What Is The Definition Of Domestic Assault?
Domestic assault can refer to many different things. The most common term that is used when there is violence in a domestic relationship is “domestic violence.” This happens when people act violently toward someone with whom they have a relationship. It can be the abuse of a child, a spouse, or another close family member. Domestic assault is when someone harms another person within their house regardless of the definition of the relationship; if that relationship exists, then it falls under the umbrella of domestic assault.
Domestic violence can sometimes also be called “spousal abuse.” It is not usually just a “one and done” event, but is a systematic way that one person uses either physical or psychological harm to maintain control. Called a “cycle of violence,” the type of charges that can be issued depend on whether there were actual injuries, whether a minor child was involved, and whether there was already a pre-existing restraining order or protective order that was violated.
Rape and murder can also be forms of domestic assault; but it is usually less egregious behavior like hitting, pushing or slapping. Stalking, which is also illegal, also falls under the umbrella of domestic assault.
Is domestic assault a crime?
Depending on the state, domestic assault might or might not be a specific crime.

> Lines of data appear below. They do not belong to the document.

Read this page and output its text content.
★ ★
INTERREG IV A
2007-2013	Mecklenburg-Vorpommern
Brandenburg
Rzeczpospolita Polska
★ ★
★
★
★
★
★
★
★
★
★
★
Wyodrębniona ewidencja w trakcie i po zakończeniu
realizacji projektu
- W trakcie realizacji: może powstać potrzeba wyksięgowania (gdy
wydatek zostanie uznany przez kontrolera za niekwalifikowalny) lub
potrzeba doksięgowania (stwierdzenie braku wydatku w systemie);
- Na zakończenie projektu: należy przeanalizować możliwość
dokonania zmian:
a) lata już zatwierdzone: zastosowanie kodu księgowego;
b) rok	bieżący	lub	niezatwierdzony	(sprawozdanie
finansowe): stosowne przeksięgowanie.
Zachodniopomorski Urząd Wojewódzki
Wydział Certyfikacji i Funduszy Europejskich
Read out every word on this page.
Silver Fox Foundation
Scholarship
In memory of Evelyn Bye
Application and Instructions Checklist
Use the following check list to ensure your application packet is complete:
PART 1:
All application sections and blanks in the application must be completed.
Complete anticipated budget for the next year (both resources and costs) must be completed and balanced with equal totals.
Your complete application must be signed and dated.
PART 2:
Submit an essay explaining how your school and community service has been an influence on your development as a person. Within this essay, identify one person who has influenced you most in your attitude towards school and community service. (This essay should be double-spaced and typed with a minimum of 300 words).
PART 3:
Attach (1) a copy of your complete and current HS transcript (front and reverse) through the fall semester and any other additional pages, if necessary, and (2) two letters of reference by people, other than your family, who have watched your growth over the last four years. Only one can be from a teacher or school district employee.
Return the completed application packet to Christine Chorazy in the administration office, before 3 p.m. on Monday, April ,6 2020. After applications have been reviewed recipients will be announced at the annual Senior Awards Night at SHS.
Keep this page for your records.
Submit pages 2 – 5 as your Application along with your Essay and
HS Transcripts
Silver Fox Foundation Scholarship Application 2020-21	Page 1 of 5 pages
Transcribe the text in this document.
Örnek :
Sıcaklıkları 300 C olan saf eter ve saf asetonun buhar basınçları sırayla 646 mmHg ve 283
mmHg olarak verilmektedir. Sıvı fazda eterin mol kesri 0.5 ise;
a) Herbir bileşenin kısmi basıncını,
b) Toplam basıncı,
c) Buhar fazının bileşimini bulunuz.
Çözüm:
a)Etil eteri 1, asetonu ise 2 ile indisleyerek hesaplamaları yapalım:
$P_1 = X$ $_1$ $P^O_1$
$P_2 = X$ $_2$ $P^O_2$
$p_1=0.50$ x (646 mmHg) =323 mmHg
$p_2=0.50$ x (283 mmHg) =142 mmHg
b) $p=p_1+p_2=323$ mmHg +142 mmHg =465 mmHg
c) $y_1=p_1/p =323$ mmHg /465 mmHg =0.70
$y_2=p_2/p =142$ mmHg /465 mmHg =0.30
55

This means that when there is violence between two related parties, if a state like NY recognizes domestic assault as a separate entity, then they would be charged with domestic violence or assault. If there are no statutes in place, then they might be charged with a crime like assault and battery. The reason that many states make domestic violence a separate charge is because it is a way that people use another person’s vulnerability in a relationship to harm them. Therefore, the courts tend to view it as a much more serious crime than when a stranger perpetuates violence on someone else.
What are the forms of domestic assault?
There are various forms of domestic assault that might be punishable by law, including:
Physical abuse involves battering, slapping, biting, hitting, pushing or any type of violent behavior against another person in a relationship.
Sexual abuse is when the victim is coerced or attempted to be coerced into having nonconsensual sexual behavior or contact.
Emotional abuse is when the abuser attempts to deflate the victim’s self-esteem or self-worth to control or manipulate them.
Economic abuse is when the victim is controlled by someone making them reliant on the abuser through financially manipulating them.
What to do if you are domestically abused
If you are in a situation where you are being domestically abused, there are many things that you can do to get the abuse to stop. An order of protection is the first line of defense to protect yourself and your dependents and to stop the abusive behavior. Although they vary from state to state, there are different types of orders of protection that can be initiated by someone who is the victim of domestic assault.
If you are being abused, then the first thing to do is to call the police to report the incident. Often victims stay silent because they are fearful of reprisal if they speak up. If you are being domestically assaulted in any way, then it is not going to stop unless you make it. Once you have made the abuse known, law enforcement is required to take action to protect you. If you have a restraining or other order of protection and your abuser does not stop, they can end up in jail. Although you can file for an order of protection on your own, to be on the safe side it is best to hire a domestic violence lawyer NY to help keep you safe and to prove your case in court.
If you have an order of protection and your abuser refuses to follow it, then it is important for you to contact the proper authorities to make it stop. If your abuser does not follow the order of protection, then it is possible for them to face prison time. You don’t have to live with domestic abuse of any type; there are many resources available to help keep you and your loved ones safe.